En el presente momento vivemos una situación similar en los Estados Unidos, con profundo impacto global. Las mismas fuerzas que condujeron a la aventura de 2000 vienen presionando por el aumento de la tasa de interés en nombre de una amenaza inflacionaria simplemente inexistente. Segundo sus cálculos econométricos deben llegar a una elevación continuada y gradual de la tasa de los fondos FED hasta una cúspide de 5,75% en la mitad de 2007. Como se ve, un poco abajo de los 6,5% que impusieron mucho más rápido en 2000, provocando recesión  y elevando drásticamente la tasa de desempleo.

 

Creo sin embargo que la fuerza y el empuje del crecimiento económico actual no permitirá que esta aventura llegue a su punto máximo. De hecho, tres meses después que se realizó el aumento de la tasa de interés del 1,0% al 1,25% y al 1,5% ya empiezan a manifestarse los efectos negativos de esta “política”. El cuadro electoral pone en tela de juicio esta política cuando Bush hijo necesita vitalmente presentar resultados positivos en la economía.  Los demócratas por su lado no tienen tanto aprecio por esta “ortodoxia” construida “ad hoc” para defender intereses muy concretos.

 

Podemos esperar por tanto que las fuerzas del crecimiento económico consigan detener esta política insana del Fed y pongan a funcionar los factores del crecimiento y del desarrollo socioeconómico. Los resultados presentados por las simulaciones econométricas indican bajísimos resultados para esta política de control del crecimiento en función de las ganancias de los bancos e inversionistas financieros. En realidad los Estados Unidos necesitan atraer capitales para cubrir los déficit fiscal y cambiario. Estos han saltado a niveles absurdos para apoyar los gastos militares con la guerra del Irak y de las necesidades de ampliar el poder militar norteamericano frente la rebelión creciente que enfrenta en todo el Oriente Próximo. Al final de este año de 2004 debemos aproximarnos de los 600 mil millones de dólares anuales de déficit comercial en Estados Unidos.  El déficit fiscal debe acompañar su hermano gemelo.

 

Es posible atraer capitales hacia las inversiones empresariales en la bolsa. Esta tiene un enorme potencial de crecimiento contenido por la aumentación de los intereses que retira recurso de la bolsa hacia las compras de títulos públicos.

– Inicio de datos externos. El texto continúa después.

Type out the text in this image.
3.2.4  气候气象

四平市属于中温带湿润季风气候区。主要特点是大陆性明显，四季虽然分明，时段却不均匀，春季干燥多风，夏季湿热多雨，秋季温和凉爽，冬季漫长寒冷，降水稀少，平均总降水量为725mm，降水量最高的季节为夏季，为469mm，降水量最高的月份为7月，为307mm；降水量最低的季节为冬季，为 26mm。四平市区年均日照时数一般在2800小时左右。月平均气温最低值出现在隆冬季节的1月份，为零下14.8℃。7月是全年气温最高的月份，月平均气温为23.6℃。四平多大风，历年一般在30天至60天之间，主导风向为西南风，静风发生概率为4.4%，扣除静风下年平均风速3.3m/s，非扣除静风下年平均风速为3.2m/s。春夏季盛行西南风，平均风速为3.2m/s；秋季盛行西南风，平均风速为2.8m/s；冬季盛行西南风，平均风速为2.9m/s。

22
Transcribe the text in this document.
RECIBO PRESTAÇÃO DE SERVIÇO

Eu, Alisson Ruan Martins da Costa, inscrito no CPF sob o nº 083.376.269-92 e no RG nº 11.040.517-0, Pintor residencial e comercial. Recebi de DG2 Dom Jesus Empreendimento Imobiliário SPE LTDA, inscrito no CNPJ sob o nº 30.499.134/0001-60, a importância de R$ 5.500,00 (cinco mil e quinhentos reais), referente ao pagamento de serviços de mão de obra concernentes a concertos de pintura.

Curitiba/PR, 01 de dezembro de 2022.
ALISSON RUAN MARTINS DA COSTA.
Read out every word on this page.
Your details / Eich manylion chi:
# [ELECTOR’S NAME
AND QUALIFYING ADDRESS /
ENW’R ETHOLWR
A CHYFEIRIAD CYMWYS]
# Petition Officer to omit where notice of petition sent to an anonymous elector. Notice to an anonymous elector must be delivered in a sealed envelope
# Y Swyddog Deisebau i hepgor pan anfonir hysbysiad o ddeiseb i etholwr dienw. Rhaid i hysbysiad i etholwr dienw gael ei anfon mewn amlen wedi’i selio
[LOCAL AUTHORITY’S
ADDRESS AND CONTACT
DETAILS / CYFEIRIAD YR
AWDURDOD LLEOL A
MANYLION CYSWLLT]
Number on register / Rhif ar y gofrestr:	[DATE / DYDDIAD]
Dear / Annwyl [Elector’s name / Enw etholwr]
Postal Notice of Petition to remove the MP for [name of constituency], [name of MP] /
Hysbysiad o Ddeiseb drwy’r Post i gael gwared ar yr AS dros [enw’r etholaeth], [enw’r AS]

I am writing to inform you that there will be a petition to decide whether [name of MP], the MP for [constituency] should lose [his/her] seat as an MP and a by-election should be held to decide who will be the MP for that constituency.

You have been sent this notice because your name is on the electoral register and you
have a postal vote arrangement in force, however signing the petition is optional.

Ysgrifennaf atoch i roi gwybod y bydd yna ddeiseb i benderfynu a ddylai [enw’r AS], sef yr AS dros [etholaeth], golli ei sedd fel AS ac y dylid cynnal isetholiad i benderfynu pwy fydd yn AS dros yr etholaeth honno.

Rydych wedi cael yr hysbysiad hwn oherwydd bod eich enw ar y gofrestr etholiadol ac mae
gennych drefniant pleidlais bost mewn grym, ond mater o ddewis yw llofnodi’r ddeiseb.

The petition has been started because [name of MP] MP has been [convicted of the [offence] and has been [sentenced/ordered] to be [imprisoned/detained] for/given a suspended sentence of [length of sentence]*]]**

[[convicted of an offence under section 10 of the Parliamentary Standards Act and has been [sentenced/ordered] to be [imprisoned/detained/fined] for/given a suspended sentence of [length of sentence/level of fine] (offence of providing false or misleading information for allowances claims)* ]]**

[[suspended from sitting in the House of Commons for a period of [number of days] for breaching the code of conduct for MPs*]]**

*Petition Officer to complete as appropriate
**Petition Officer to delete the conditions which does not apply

Los títulos públicos pueden manejarse directamente y el “default” puede ser practicado sin mayor reacción. Las caídas de las bolsas tienen impacto más complejo. Sobretodo si sabemos que no hay ahorro interno en los Estados Unidos y que toda inversión se hará con capital externo. Los norteamericanos son tan preocupados con la propiedad nacional del capital que maneja su economía como los tan criticados nacionalistas latinoamericanos. Y hacen bien: no hay imperio que se mantenga cuando depende de capitales externos y su pueblo no puede controlar su economía.